In early 2012, Affinity is launching an International version of Fox Trial Finder for the Michael J Fox Foundation, a leader in providing support for Parkinson’s Disease (PD). Affinity says the platform will match clinical trials around the world with PD patients, caregivers and healthy volunteers touched by the disease.

Moise says the development work included matching algorithms and custom analytics, a welcome boost for the foundation as it gears up for Parkinson’s Awareness month in April.

Affinity’s work with the Fox Foundation also shows how client expectations are changing in the nonprofit space. Service providers and agencies aren’t just user interface (UI) and branding practitioners, they’re system integrators and business strategists.

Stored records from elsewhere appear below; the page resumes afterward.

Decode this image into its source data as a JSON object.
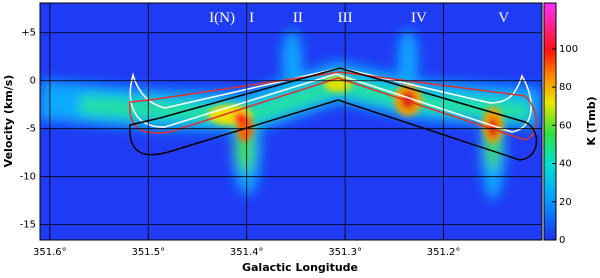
{
  "chart_data": {
    "type": "image",
    "xlabel": "Galactic Longitude",
    "ylabel": "Velocity (km/s)",
    "colorbar_label": "K (Tmb)",
    "xlim": [
      351.61,
      351.1
    ],
    "xticks": [
      {
        "value": 351.6,
        "label": "351.6°"
      },
      {
        "value": 351.5,
        "label": "351.5°"
      },
      {
        "value": 351.4,
        "label": "351.4°"
      },
      {
        "value": 351.3,
        "label": "351.3°"
      },
      {
        "value": 351.2,
        "label": "351.2°"
      }
    ],
    "ylim": [
      -16.6,
      8.1
    ],
    "yticks": [
      {
        "value": 5,
        "label": "+5"
      },
      0,
      -5,
      -10,
      -15
    ],
    "clim": [
      0,
      124
    ],
    "cticks": [
      0,
      20,
      40,
      60,
      80,
      100
    ],
    "grid": true,
    "annotations": [
      {
        "text": "I(N)",
        "x": 351.425,
        "y": 6.5
      },
      {
        "text": "I",
        "x": 351.395,
        "y": 6.5
      },
      {
        "text": "II",
        "x": 351.348,
        "y": 6.5
      },
      {
        "text": "III",
        "x": 351.3,
        "y": 6.5
      },
      {
        "text": "IV",
        "x": 351.225,
        "y": 6.5
      },
      {
        "text": "V",
        "x": 351.139,
        "y": 6.5
      }
    ]
  }
}
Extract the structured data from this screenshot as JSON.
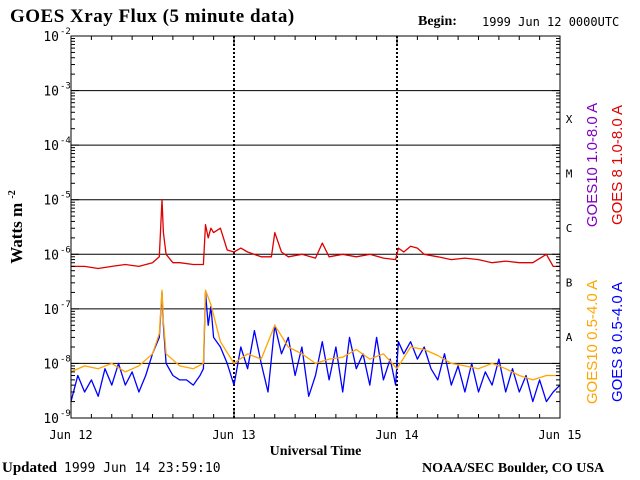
{
  "header": {
    "title": "GOES Xray Flux (5 minute data)",
    "begin_label": "Begin:",
    "begin_value": "1999 Jun 12 0000UTC"
  },
  "footer": {
    "updated_label": "Updated",
    "updated_value": "1999 Jun 14 23:59:10",
    "credit": "NOAA/SEC Boulder, CO USA"
  },
  "chart_data": {
    "type": "line",
    "title": "GOES Xray Flux (5 minute data)",
    "xlabel": "Universal Time",
    "ylabel": "Watts m",
    "ylabel_superscript": "-2",
    "yscale": "log",
    "ylim": [
      1e-09,
      0.01
    ],
    "xlim": [
      0,
      72
    ],
    "x_unit": "hours since 1999 Jun 12 00:00 UTC",
    "x_ticks": [
      {
        "x": 0,
        "label": "Jun 12"
      },
      {
        "x": 24,
        "label": "Jun 13"
      },
      {
        "x": 48,
        "label": "Jun 14"
      },
      {
        "x": 72,
        "label": "Jun 15"
      }
    ],
    "y_ticks": [
      {
        "exp": -9,
        "base": "10",
        "sup": "-9"
      },
      {
        "exp": -8,
        "base": "10",
        "sup": "-8"
      },
      {
        "exp": -7,
        "base": "10",
        "sup": "-7"
      },
      {
        "exp": -6,
        "base": "10",
        "sup": "-6"
      },
      {
        "exp": -5,
        "base": "10",
        "sup": "-5"
      },
      {
        "exp": -4,
        "base": "10",
        "sup": "-4"
      },
      {
        "exp": -3,
        "base": "10",
        "sup": "-3"
      },
      {
        "exp": -2,
        "base": "10",
        "sup": "-2"
      }
    ],
    "flare_classes": [
      {
        "label": "A",
        "exp": -7.5
      },
      {
        "label": "B",
        "exp": -6.5
      },
      {
        "label": "C",
        "exp": -5.5
      },
      {
        "label": "M",
        "exp": -4.5
      },
      {
        "label": "X",
        "exp": -3.5
      }
    ],
    "gridlines_exp": [
      -8,
      -7,
      -6,
      -5,
      -4,
      -3
    ],
    "series": [
      {
        "name": "GOES 8 1.0-8.0 A",
        "color": "#e00000",
        "x": [
          0,
          2,
          4,
          6,
          8,
          10,
          12,
          13,
          13.4,
          13.6,
          14,
          15,
          16,
          18,
          19.5,
          19.8,
          20.2,
          20.6,
          21,
          22,
          23,
          24,
          25,
          26,
          28,
          29.5,
          30,
          31,
          32,
          34,
          36,
          37,
          38,
          40,
          42,
          44,
          46,
          47.8,
          48.2,
          49,
          50,
          51,
          52,
          54,
          56,
          58,
          60,
          62,
          64,
          66,
          68,
          70,
          71,
          72
        ],
        "y": [
          6e-07,
          6e-07,
          5.5e-07,
          6e-07,
          6.5e-07,
          6e-07,
          7e-07,
          9e-07,
          1e-05,
          2.5e-06,
          1e-06,
          7e-07,
          7e-07,
          6.5e-07,
          6.5e-07,
          3.5e-06,
          2e-06,
          3e-06,
          2.5e-06,
          3e-06,
          1.2e-06,
          1.1e-06,
          1.3e-06,
          1.1e-06,
          9e-07,
          9e-07,
          2.5e-06,
          1.1e-06,
          9e-07,
          1e-06,
          8.5e-07,
          1.6e-06,
          9e-07,
          1e-06,
          9e-07,
          1e-06,
          8.5e-07,
          8e-07,
          1.3e-06,
          1.1e-06,
          1.4e-06,
          1.3e-06,
          1e-06,
          9e-07,
          8e-07,
          8.5e-07,
          8e-07,
          7e-07,
          7.5e-07,
          7e-07,
          7e-07,
          1e-06,
          6e-07,
          6e-07
        ]
      },
      {
        "name": "GOES10 1.0-8.0 A",
        "color": "#8000c0",
        "x": [],
        "y": []
      },
      {
        "name": "GOES 8 0.5-4.0 A",
        "color": "#0000ff",
        "x": [
          0,
          1,
          2,
          3,
          4,
          5,
          6,
          7,
          8,
          9,
          10,
          11,
          12,
          13,
          13.4,
          13.6,
          14,
          15,
          16,
          17,
          18,
          19,
          19.5,
          19.8,
          20.2,
          20.6,
          21,
          22,
          23,
          24,
          25,
          26,
          27,
          28,
          29,
          30,
          31,
          32,
          33,
          34,
          35,
          36,
          37,
          38,
          39,
          40,
          41,
          42,
          43,
          44,
          45,
          46,
          47,
          47.8,
          48.2,
          49,
          50,
          51,
          52,
          53,
          54,
          55,
          56,
          57,
          58,
          59,
          60,
          61,
          62,
          63,
          64,
          65,
          66,
          67,
          68,
          69,
          70,
          71,
          72
        ],
        "y": [
          2e-09,
          6e-09,
          3e-09,
          5e-09,
          2.5e-09,
          8e-09,
          4e-09,
          1e-08,
          4e-09,
          7e-09,
          3e-09,
          6e-09,
          1.5e-08,
          3e-08,
          2e-07,
          5e-08,
          1e-08,
          6e-09,
          5e-09,
          5e-09,
          4e-09,
          6e-09,
          8e-09,
          2e-07,
          5e-08,
          1.1e-07,
          3e-08,
          2e-08,
          1e-08,
          4e-09,
          2e-08,
          8e-09,
          4e-08,
          1e-08,
          3e-09,
          5e-08,
          1.5e-08,
          3e-08,
          6e-09,
          2e-08,
          2.5e-09,
          6e-09,
          2.5e-08,
          5e-09,
          2e-08,
          3e-09,
          3e-08,
          8e-09,
          1.5e-08,
          4e-09,
          3e-08,
          5e-09,
          1.2e-08,
          4e-09,
          2.5e-08,
          1.5e-08,
          2.5e-08,
          1.2e-08,
          2e-08,
          8e-09,
          5e-09,
          1.5e-08,
          4e-09,
          9e-09,
          3e-09,
          1e-08,
          3e-09,
          7e-09,
          4e-09,
          1.2e-08,
          3e-09,
          8e-09,
          3e-09,
          6e-09,
          2e-09,
          5e-09,
          2e-09,
          3e-09,
          4e-09
        ]
      },
      {
        "name": "GOES10 0.5-4.0 A",
        "color": "#ffa500",
        "x": [
          0,
          2,
          4,
          6,
          8,
          10,
          12,
          13,
          13.4,
          13.6,
          14,
          16,
          18,
          19.5,
          19.8,
          20.6,
          22,
          24,
          26,
          28,
          30,
          32,
          34,
          36,
          38,
          40,
          42,
          44,
          46,
          48,
          50,
          52,
          54,
          56,
          58,
          60,
          62,
          64,
          66,
          68,
          70,
          72
        ],
        "y": [
          7e-09,
          9e-09,
          8e-09,
          1e-08,
          7e-09,
          9e-09,
          1.5e-08,
          3.5e-08,
          2.2e-07,
          6e-08,
          1.5e-08,
          9e-09,
          8e-09,
          1e-08,
          2.2e-07,
          1.2e-07,
          2.5e-08,
          1e-08,
          1.5e-08,
          1.2e-08,
          5e-08,
          2e-08,
          1.5e-08,
          1e-08,
          1.2e-08,
          1.3e-08,
          1.8e-08,
          1.2e-08,
          1.5e-08,
          8e-09,
          2e-08,
          1.8e-08,
          1.4e-08,
          1e-08,
          9e-09,
          8e-09,
          1e-08,
          8e-09,
          6e-09,
          5e-09,
          6e-09,
          6e-09
        ]
      }
    ]
  }
}
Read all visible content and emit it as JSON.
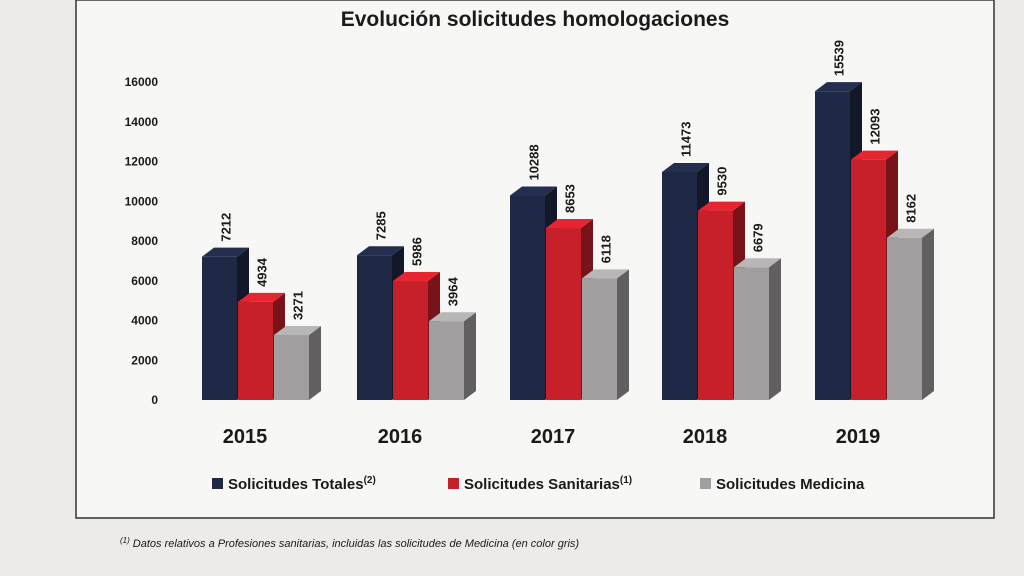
{
  "chart_data": {
    "type": "bar3d",
    "title": "Evolución solicitudes homologaciones",
    "categories": [
      "2015",
      "2016",
      "2017",
      "2018",
      "2019"
    ],
    "series": [
      {
        "name": "Solicitudes Totales",
        "note": "(2)",
        "color": "#1f2845",
        "values": [
          7212,
          7285,
          10288,
          11473,
          15539
        ]
      },
      {
        "name": "Solicitudes Sanitarias",
        "note": "(1)",
        "color": "#c8202b",
        "values": [
          4934,
          5986,
          8653,
          9530,
          12093
        ]
      },
      {
        "name": "Solicitudes Medicina",
        "color": "#a19e9f",
        "values": [
          3271,
          3964,
          6118,
          6679,
          8162
        ]
      }
    ],
    "ylim": [
      0,
      16000
    ],
    "yticks": [
      0,
      2000,
      4000,
      6000,
      8000,
      10000,
      12000,
      14000,
      16000
    ],
    "grid": false
  },
  "footnote": {
    "mark": "(1)",
    "text": "Datos relativos a Profesiones sanitarias, incluidas las solicitudes de Medicina (en color gris)"
  }
}
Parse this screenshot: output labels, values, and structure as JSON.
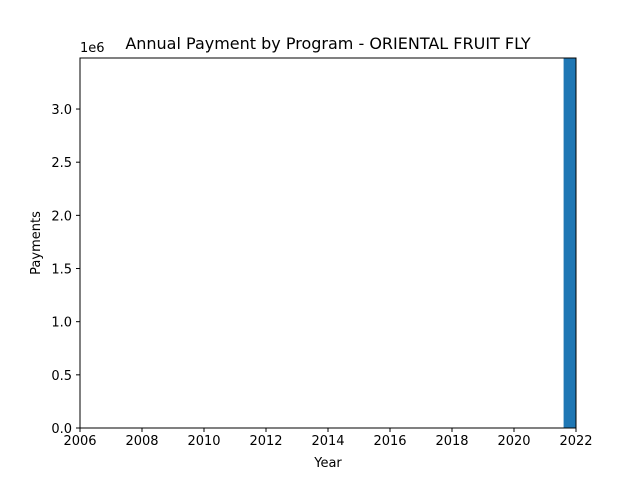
{
  "chart_data": {
    "type": "bar",
    "title": "Annual Payment by Program - ORIENTAL FRUIT FLY",
    "xlabel": "Year",
    "ylabel": "Payments",
    "y_offset_label": "1e6",
    "xlim": [
      2006,
      2022
    ],
    "ylim": [
      0,
      3.48
    ],
    "xticks": [
      2006,
      2008,
      2010,
      2012,
      2014,
      2016,
      2018,
      2020,
      2022
    ],
    "xtick_labels": [
      "2006",
      "2008",
      "2010",
      "2012",
      "2014",
      "2016",
      "2018",
      "2020",
      "2022"
    ],
    "yticks": [
      0,
      0.5,
      1.0,
      1.5,
      2.0,
      2.5,
      3.0
    ],
    "ytick_labels": [
      "0.0",
      "0.5",
      "1.0",
      "1.5",
      "2.0",
      "2.5",
      "3.0"
    ],
    "bar_width_years": 0.8,
    "x": [
      2022
    ],
    "values": [
      3.48
    ],
    "value_unit_multiplier": 1000000,
    "bar_color": "#1f77b4",
    "grid": false,
    "legend": "none"
  }
}
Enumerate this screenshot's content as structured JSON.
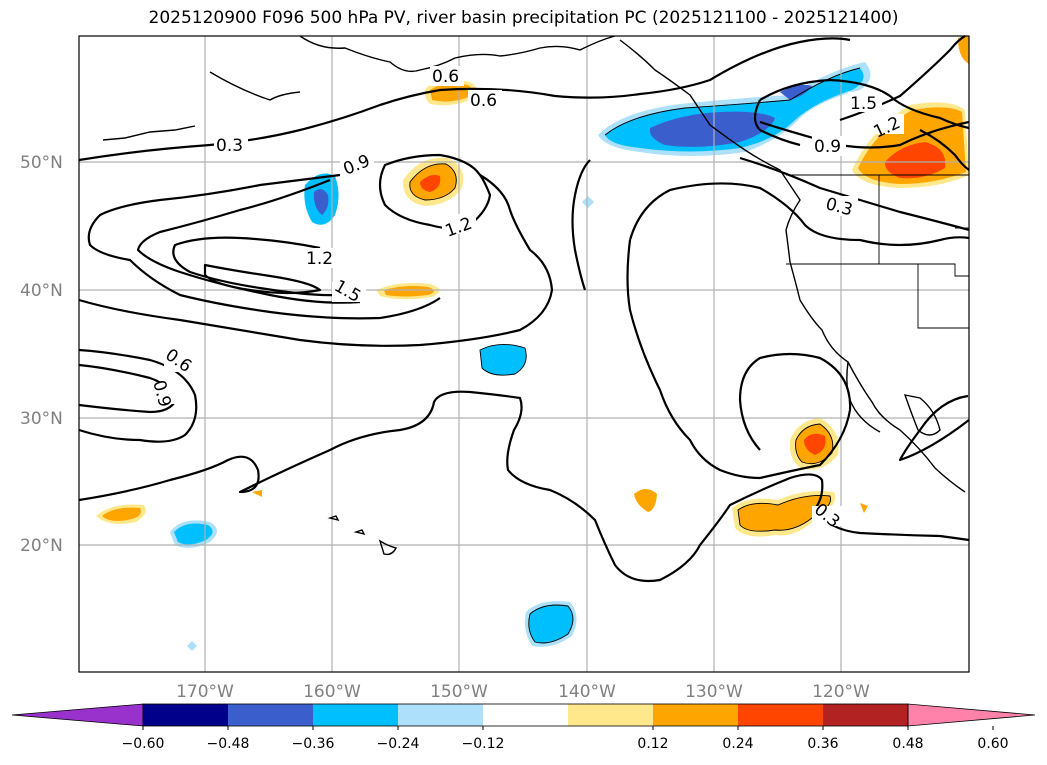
{
  "title": "2025120900 F096 500 hPa PV, river basin precipitation PC (2025121100 - 2025121400)",
  "map": {
    "lat_labels": [
      "50°N",
      "40°N",
      "30°N",
      "20°N"
    ],
    "lon_labels": [
      "170°W",
      "160°W",
      "150°W",
      "140°W",
      "130°W",
      "120°W"
    ],
    "contour_labels": [
      "0.3",
      "0.6",
      "0.9",
      "1.2",
      "1.5"
    ]
  },
  "colorbar": {
    "ticks": [
      "−0.60",
      "−0.48",
      "−0.36",
      "−0.24",
      "−0.12",
      "0.12",
      "0.24",
      "0.36",
      "0.48",
      "0.60"
    ],
    "colors": [
      "#9932CC",
      "#00008B",
      "#3A5FCD",
      "#00BFFF",
      "#ADE0FA",
      "#FFFFFF",
      "#FFE88C",
      "#FFA500",
      "#FF4500",
      "#B22222",
      "#FF82AB"
    ]
  }
}
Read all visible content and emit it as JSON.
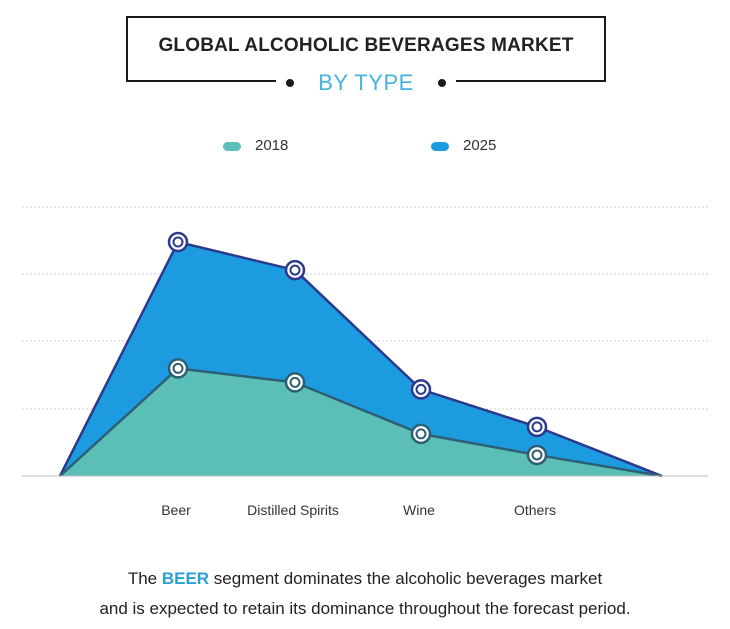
{
  "title": "GLOBAL ALCOHOLIC BEVERAGES MARKET",
  "subtitle": "BY TYPE",
  "colors": {
    "s2018_fill": "#5bbfb8",
    "s2018_line": "#2c5f73",
    "s2025_fill": "#1d9be0",
    "s2025_line": "#2b3a8c",
    "grid": "#cfcfcf"
  },
  "chart_data": {
    "type": "area",
    "categories": [
      "Beer",
      "Distilled Spirits",
      "Wine",
      "Others"
    ],
    "ylim": [
      0,
      100
    ],
    "grid": true,
    "legend": "top-center",
    "series": [
      {
        "name": "2018",
        "values": [
          46,
          40,
          18,
          9
        ]
      },
      {
        "name": "2025",
        "values": [
          100,
          88,
          37,
          21
        ]
      }
    ]
  },
  "footnote": {
    "pre": "The ",
    "highlight": "BEER",
    "post": " segment dominates the alcoholic beverages market",
    "line2": "and is expected to retain its dominance throughout the forecast period."
  }
}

In the past, organizations would look to incumbent software providers for solutions that worked on top of their platforms, often succumbing to the proprietary nature of their systems. These days, in the spirit of open data, those same applications are giving way to more open and expandable systems. Yes, the nonprofit sector is finally experiencing the same consumerization that’s been gripping corporate enterprises for several years.

That should signal opportunity for Affinity IG and others. Not only are there plenty of silos in advocacy organizations, (think integration, collaboration) but it also has its share of clunky, monolithic software vendors.

Addressing those challenges and already having some of the right pieces in place, should make it an interesting year for the agency. Budgets aren’t back to pre-crash levels, but there’s plenty of demand for firms providing turnkey services to an underserved market.

Let’s hope Affinity IG is the harbinger for not only the rise of the social enterprise, but its staying power.